BH Media Group is reducing staff by 148 employees and not filling 101 vacant positions, representing a total of about 6 percent of its workforce, the company said Tuesday in a statement
Warren Buffett’s Berkshire Hathaway Inc. is slimming down its newspaper empire with more job cuts. BH Media Group is reducing staff by 148 employees and not filling 101 vacant positions, representing a total of about 6 percent of its workforce, the company said Tuesday in a statement. The organization is seeking to trim expenses because of declining advertising revenue. Among the cutbacks, Buffett’s hometown newspaper, the Omaha World-Herald, is eliminating 43 positions including vacant ones, the paper reported on its website Tuesday. Eleven newsroom employees were among those let go.
Buffett’s publications haven’t been spared from the industry’s decline in traditional advertising and circulation. The shift to online shopping has forced some large regional and national clients to cut back on advertising with the media group as a “harsh reality” affects the industry, according to BH Media Group Chief Executive Officer Terry Kroeger. Job cuts also hit at least two more Berkshire papers, with the Press of Atlantic City saying Tuesday that it eliminated 16 positions, including four spots that aren’t currently filled. The Richmond-Times Dispatch in Virginia is also trimming staff. Lissa Cupp, chief marketing officer for Omaha, Nebraska-based Berkshire’s BH Media Group, confirmed the cuts.

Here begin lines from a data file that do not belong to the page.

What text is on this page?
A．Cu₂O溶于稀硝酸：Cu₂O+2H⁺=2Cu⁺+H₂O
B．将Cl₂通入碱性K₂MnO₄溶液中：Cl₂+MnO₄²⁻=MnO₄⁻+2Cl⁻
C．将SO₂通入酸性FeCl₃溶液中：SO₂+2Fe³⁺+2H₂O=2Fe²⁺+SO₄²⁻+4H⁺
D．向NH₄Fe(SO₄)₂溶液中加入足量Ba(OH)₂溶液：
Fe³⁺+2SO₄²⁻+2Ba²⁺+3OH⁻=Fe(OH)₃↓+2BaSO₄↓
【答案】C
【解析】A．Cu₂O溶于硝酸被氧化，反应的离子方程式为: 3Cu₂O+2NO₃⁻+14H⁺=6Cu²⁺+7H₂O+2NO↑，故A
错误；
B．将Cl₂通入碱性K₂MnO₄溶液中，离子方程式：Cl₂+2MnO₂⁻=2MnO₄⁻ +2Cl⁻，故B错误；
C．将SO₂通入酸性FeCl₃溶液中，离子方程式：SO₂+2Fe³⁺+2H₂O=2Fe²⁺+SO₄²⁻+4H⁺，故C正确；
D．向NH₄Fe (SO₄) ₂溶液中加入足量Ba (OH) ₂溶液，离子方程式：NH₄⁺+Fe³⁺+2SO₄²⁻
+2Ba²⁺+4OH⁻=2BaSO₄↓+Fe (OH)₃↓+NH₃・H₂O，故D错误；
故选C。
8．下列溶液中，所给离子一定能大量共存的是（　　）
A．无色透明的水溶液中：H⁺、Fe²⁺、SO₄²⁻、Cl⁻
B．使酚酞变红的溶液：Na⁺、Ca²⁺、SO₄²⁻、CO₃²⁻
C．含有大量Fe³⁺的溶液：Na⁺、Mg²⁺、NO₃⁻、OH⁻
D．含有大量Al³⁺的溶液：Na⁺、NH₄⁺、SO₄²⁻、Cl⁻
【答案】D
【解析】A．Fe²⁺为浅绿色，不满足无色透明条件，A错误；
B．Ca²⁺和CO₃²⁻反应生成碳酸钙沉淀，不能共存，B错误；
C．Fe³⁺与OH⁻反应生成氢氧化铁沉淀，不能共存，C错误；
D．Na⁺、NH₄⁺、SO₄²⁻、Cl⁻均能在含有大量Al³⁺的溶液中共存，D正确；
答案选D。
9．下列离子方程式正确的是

Last year, Buffett’s newspaper group cut 289 jobs, including 108 vacant positions, saying digital growth couldn’t offset print revenue losses. Some publications at that time scaled back the number of pages they printed. Buffett has long been a supporter of the news business and even delivered papers when he was a teenager. He agreed six years ago to buy most of Media General Inc.’s newspapers to expand his media group, and he’s snapped up publications in Virginia since then. The company is testing new digital business models. Its digital products generated about 1.3 billion page views in 2017, an increase of 22 percent from a year earlier, according to Tuesday’s statement. “The data suggest our industry is changing, not dying,” Kroeger said. “Our news content has never been more important than it is right now.”